Proxy servers

From BOINC

SETI@home Classic benefited from "proxy servers" such as SETIQueue, that store work units and results, and transfer them between participant computers and the main SETI@home server. Proxies provide a smooth supply of work even when the main server is down, and they make it possible to run SETI@home Classic on computers not connected directly to the Internet.

These programs won't work with BOINC (see below), but some of their benefits can be achieved in other ways:

  • The buffering of multiple work units is provided by the BOINC client itself - you can specify how much work your computer should get each time it contacts the server.
  • Hosts that are not directly connected to the Internet, but share a LAN with one that is, can participate in BOINC using an HTTP 1.0 proxy such as Squid for Unix or FreeProxy for Windows.

Why won't SETIQueue work with BOINC?

Unlike SETI@home Classic, with its "one size fits all" work units, BOINC allows work units that have extreme requirements (memory, disk, CPU) and makes sure they're sent only to hosts that can handle them. In BOINC, a client communicates directly with the server, telling the server about its hardware (memory size, CPU speed etc.) and the server chooses work for it accordingly. Furthermore, BOINC has separate scheduling and data servers (in SETI@home Classic, a single server played both roles).

What benefits could task proxies achieve?

Buffering workunits centrally shall allow to keep an amount of prefetched workunits that matches the average of your environment as a whole instead of the average of a single computer. Subsequently, no prefetched WUs should exist on individual computers which reduces the risk of late delivery. In a perfect world with respect to this idea, a computing node would not store the state of a WU at all. Instead it would be updated at the central cache, allowing a partially computed WU to be handed over to other nodes, once a given node is shut down. This would allow nodes of any kind of use pattern to participate in BOINC computation.

Proxies could reduce network traffic by distributing copies of common computation code or WU runtime data to several nodes, instead of each node downloading it via the Internet.

A proxy could provide aggregated local statistics.

How a BOINC proxy system might work

Here's a sketch of a proxy system based on a modified core client. We assume that there's a "proxy" host that does only communication and storage, and a number of "worker" hosts that do computation. The core client must be modified to accept -proxy and -worker options:

  • With the -proxy option, the client does network communication (scheduler RPC, file upload and download) and no computation, CPU benchmarking, or measurement of other hardware info like memory and disk size. (It does, however, measure and store network speed.) It exits when network communication is finished.
  • With the -worker option, the client does the complement: computation and CPU benchmarking but no network communication, etc. It exits when computation is finished (or perhaps when a CPU becomes idle, or when a project is starved).
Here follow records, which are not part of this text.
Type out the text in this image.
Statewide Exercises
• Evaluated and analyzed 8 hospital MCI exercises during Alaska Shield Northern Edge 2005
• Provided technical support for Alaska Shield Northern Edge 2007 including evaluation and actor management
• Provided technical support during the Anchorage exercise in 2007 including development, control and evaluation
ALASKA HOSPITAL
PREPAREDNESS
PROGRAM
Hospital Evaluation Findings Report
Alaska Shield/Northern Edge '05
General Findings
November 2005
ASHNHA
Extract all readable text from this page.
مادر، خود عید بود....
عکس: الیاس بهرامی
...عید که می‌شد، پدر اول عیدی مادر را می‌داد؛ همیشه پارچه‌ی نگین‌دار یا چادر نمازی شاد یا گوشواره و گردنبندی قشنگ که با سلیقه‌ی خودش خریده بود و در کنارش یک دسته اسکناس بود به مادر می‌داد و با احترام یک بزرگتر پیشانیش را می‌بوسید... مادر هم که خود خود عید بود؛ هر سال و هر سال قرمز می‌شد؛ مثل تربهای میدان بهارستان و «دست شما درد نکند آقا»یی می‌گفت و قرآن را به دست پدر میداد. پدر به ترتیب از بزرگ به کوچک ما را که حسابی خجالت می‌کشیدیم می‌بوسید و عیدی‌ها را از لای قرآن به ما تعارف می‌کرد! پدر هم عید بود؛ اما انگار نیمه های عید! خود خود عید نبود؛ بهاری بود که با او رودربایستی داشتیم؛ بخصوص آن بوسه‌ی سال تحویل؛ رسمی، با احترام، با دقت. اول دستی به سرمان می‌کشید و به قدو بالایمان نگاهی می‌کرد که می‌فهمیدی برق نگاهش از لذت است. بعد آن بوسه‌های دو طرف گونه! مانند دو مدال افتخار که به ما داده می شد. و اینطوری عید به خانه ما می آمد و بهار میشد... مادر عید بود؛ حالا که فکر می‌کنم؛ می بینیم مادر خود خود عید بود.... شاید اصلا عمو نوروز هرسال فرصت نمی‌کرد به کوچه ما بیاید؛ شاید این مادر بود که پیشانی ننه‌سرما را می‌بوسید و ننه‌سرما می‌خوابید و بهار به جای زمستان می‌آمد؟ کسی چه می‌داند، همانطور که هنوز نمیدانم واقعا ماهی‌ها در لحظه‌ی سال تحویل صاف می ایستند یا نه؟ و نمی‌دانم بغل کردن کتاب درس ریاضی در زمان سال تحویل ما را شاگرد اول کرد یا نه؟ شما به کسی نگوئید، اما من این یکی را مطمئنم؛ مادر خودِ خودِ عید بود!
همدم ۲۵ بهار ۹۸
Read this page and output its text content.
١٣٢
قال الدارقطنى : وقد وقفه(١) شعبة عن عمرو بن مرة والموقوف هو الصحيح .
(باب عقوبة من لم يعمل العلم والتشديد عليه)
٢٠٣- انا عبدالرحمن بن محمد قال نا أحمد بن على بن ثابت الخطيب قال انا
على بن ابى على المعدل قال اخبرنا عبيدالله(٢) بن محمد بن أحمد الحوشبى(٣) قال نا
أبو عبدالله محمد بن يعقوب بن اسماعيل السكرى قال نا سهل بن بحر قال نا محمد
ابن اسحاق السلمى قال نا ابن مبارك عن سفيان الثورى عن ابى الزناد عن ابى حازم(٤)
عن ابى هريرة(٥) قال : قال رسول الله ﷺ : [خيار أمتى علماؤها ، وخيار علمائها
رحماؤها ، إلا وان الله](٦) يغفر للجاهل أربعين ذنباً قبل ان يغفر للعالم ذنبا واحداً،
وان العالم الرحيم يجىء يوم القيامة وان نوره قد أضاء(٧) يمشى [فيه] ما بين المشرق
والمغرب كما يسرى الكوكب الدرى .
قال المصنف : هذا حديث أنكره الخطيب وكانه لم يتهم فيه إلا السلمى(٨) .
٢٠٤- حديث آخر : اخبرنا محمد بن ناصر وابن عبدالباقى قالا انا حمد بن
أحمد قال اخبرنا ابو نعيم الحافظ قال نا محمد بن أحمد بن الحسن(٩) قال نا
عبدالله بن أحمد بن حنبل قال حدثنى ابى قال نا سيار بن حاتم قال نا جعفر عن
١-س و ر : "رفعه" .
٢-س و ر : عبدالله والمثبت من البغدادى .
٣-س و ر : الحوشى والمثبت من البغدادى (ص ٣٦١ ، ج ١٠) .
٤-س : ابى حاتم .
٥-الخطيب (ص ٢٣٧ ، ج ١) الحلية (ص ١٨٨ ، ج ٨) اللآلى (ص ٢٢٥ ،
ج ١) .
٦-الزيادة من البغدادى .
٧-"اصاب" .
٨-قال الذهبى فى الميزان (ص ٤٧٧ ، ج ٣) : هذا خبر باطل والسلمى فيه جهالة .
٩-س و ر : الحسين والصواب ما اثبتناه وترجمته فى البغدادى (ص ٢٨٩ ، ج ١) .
The proxy host would maintain a set of separate BOINC directories, one for each worker host. The high-level logic is (for each worker host):

  • Run the core client with -worker on the worker host.
  • When it exits, synchronize its directory with the corresponding directory on the proxy host.
  • Run the core client with -proxy on the proxy host.
  • When it exits, synchronize its directory with the corresponding directory on the worker host.
  • Repeat.

Note: none of the above is implemented. If you are a programmer and would like to help, please let us know. Also note: as described above, the system is not asynchronous (computation and communication don't overlap) and the proxy doesn't act as a buffer. It could be modified to have these properties.